Born in 1959, Yoshikatsu Tamekane studied at Sokei Academy of Fine Arts in Tokyo. From 1991 to 1994 he lived in Paris while studying art at the Musee d’Orsay, the Louvre and the Centre Pompidou. He is a member of the Japan Print Association and has shown seven consecutive years in the prestigious CWAJ Print Show. He is known for his combination of technical prowess with a mystical aesthetic and vision.
Tamekane’s medium is woodblock printing. He uses handmade papers and water-based ink that allow him to manipulate light as deftly as any impressionist. He augments his woodblock with a technique called collograph, in which various materials are collaged onto the carved woodblock to provide texture on the surface of the print. He frequently adds rich textural qualities, such as silver and gold leaf to his work.

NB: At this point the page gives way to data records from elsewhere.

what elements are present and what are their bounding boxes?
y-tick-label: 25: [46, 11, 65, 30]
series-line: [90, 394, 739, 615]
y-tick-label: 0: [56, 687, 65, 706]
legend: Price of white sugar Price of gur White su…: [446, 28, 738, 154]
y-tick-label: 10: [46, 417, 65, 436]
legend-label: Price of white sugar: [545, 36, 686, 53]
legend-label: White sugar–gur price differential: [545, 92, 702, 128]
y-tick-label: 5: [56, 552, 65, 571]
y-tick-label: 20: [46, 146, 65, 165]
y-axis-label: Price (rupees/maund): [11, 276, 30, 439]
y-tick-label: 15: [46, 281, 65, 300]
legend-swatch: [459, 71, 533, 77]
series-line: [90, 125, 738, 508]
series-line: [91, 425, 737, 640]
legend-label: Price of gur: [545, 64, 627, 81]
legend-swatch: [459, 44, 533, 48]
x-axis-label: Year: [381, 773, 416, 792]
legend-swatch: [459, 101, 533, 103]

In September 2003, Mr. Tamekane was artist-in-residence at the University of Pennsylvania School of Design. In May of that year, he had an exhibit of new work and gave a demonstration of his woodblock techniques at the Montgomery Center for the Arts. A selection on 30 new works and many earlier works are available to be seen. About his work the artist says, "I savor the past and also look forward to the next century as a time of hope and advancement for the human spirit”.

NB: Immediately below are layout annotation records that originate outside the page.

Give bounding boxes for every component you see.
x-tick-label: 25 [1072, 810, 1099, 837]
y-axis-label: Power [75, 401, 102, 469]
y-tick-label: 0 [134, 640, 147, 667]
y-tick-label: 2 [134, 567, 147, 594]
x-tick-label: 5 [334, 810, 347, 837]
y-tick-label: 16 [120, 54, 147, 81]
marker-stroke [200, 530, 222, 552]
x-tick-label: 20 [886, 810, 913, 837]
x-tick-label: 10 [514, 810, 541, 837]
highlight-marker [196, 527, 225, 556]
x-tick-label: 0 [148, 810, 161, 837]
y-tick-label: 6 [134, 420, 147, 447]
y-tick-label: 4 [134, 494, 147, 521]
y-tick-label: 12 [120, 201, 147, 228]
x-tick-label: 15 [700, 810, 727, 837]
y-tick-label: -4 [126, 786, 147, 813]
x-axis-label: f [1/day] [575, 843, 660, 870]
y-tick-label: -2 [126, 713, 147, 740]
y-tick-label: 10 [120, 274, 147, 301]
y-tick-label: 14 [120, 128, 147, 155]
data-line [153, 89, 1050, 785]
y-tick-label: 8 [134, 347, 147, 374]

Susumu Endo blends photographic and non-photographic processes via computer, mixing the reality of the natural landscape with abstraction to create a singular surrealistic image – a mingling of nature and a space continuum. Born in 1933, Endo came to printmaking by way of graphic design. He uses the computer as a tool to enhance and manipulate his already exquisite photographs and drawings, which are then produced as lithographs. Endo says, “My basic concept of design is “space and space.” I feel there are different levels of consciousness that we can have of space, all coexisting at once. This is the concept that drives all the work I create. My main theme is the relationship of two different dimensions in space: the real and the imaginary.”
Endo graduated from the Kuwasawa Design School in 1962 and then spent 5 years in a small design studio. His art soon became recognized and after producing a calendar for Audio-Technica, his images have appeared commercially and in the collections of museums throughout Europe, The United States and Japan. His images employ a skill and beauty that challenge our sense of reality. In contrast with Endo’s use of leading edge technology his work evokes a meditative serene quality akin to the atmosphere of a traditional Japanese tea ceremony. To Endo the tea ceremony is a vital part of his life.